The total mass is the mass of the disk and hollow cylinder.

Write the expression for total mass.

  $M_{\text{disk}}+M_{\text{wall}}=\rho \pi R_{\text{outer}}^2\left(2.00\text{cm}\right)+\rho \left[\pi R_{\text{outer}}^2-\pi R_{\text{inner}}^2\right]\left(6.00\text{cm}\right)$        (VI)

Substitute, $7.85\times {10}^3\text{kg}/{\text{m}}^3$ for $\rho$, $0.090\text{m}$ for $R_{\text{outer}}$, and $0.0768\text{m}$ for $R_{\text{inner}}$ in equation (VI).

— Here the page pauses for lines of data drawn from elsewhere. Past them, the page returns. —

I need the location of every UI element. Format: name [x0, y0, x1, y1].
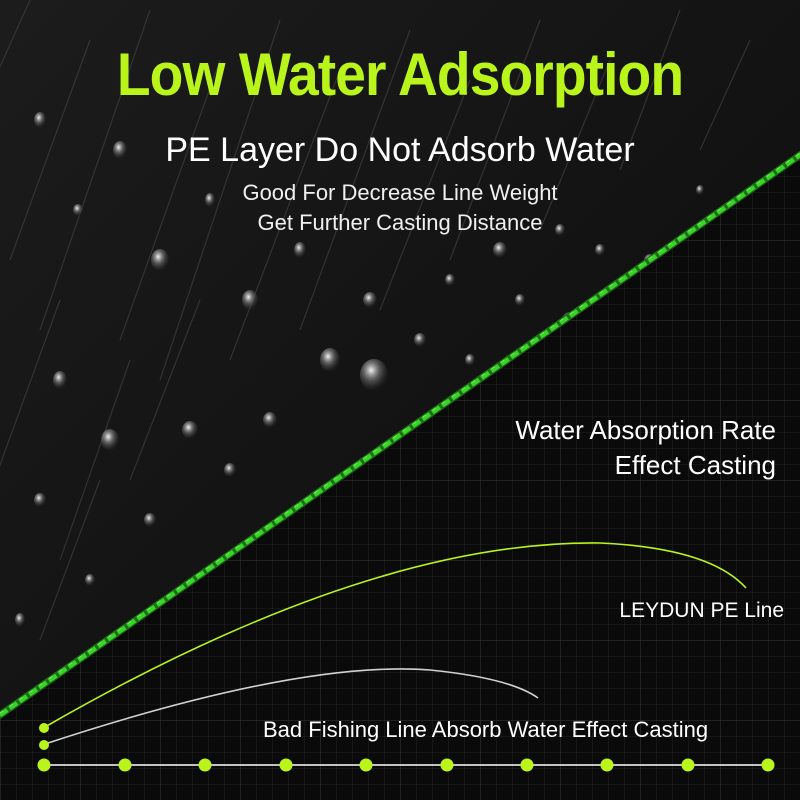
benefit-casting-distance: Get Further Casting Distance: [257, 210, 543, 235]
absorption-label-line-1: Water Absorption Rate: [515, 415, 776, 445]
bad-line-start-marker: [39, 740, 49, 750]
water-droplets: [15, 112, 704, 627]
braided-fishing-line: [0, 150, 800, 720]
distance-scale: [37, 758, 775, 772]
leydun-start-marker: [39, 723, 49, 733]
bad-line-casting-curve: [44, 668, 539, 745]
subheadline: PE Layer Do Not Adsorb Water: [165, 131, 635, 169]
benefit-line-weight: Good For Decrease Line Weight: [242, 180, 558, 205]
bad-line-curve-label: Bad Fishing Line Absorb Water Effect Cas…: [263, 717, 709, 742]
leydun-curve-label: LEYDUN PE Line: [619, 599, 784, 622]
headline: Low Water Adsorption: [116, 41, 684, 108]
leydun-casting-curve: [44, 542, 747, 728]
absorption-label-line-2: Effect Casting: [614, 450, 776, 480]
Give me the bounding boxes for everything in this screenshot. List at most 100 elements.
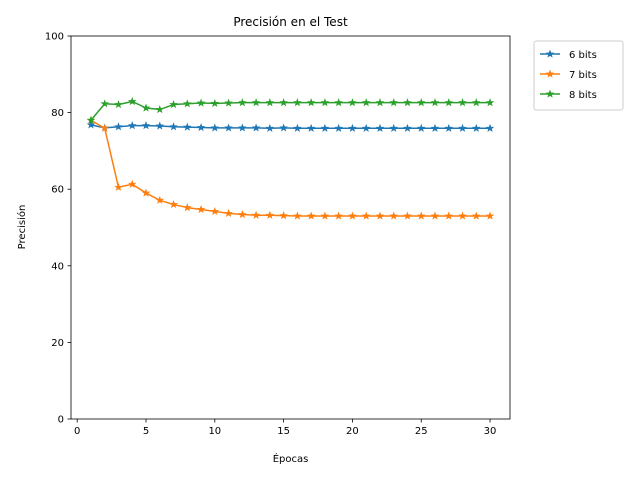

  $\begin{array}{c}{M}_{\text{disk}}+M_{\text{wall}}=7.85\times {10}^3\text{kg}/{\text{m}}^3\pi {\left(0.090\text{m}\right)}^2\left(2.00\text{cm}\right)+7.85\times {10}^3\text{kg}/{\text{m}}^3\left[\pi {\left(0.090\text{m}\right)}^2-\pi {\left(0.0768\text{m}\right)}^2\right]\left(6.00\text{cm}\right)\\ =7.27\text{kg}\end{array}$

If the thickness of the disk is less than $2.00\text{cm}$, and the radius of the cylindrical wall is less than $7.68\text{cm}$, hence the mass will be less than $7.27\text{kg}$.

Conclusion:

The flywheel can have a shape of cup or open barrel, with inner radius $7.68\text{cm}$, and outer radius $9.00\text{cm}$, and the height of the cylindrical wall be $6\text{cm}$. The cylinder should be mounted at the center of the disk and turned about the axis of symmetry. If the disk made somewhat thinner and barrel wall thicker, the mass will be less than $7.27\text{kg}$.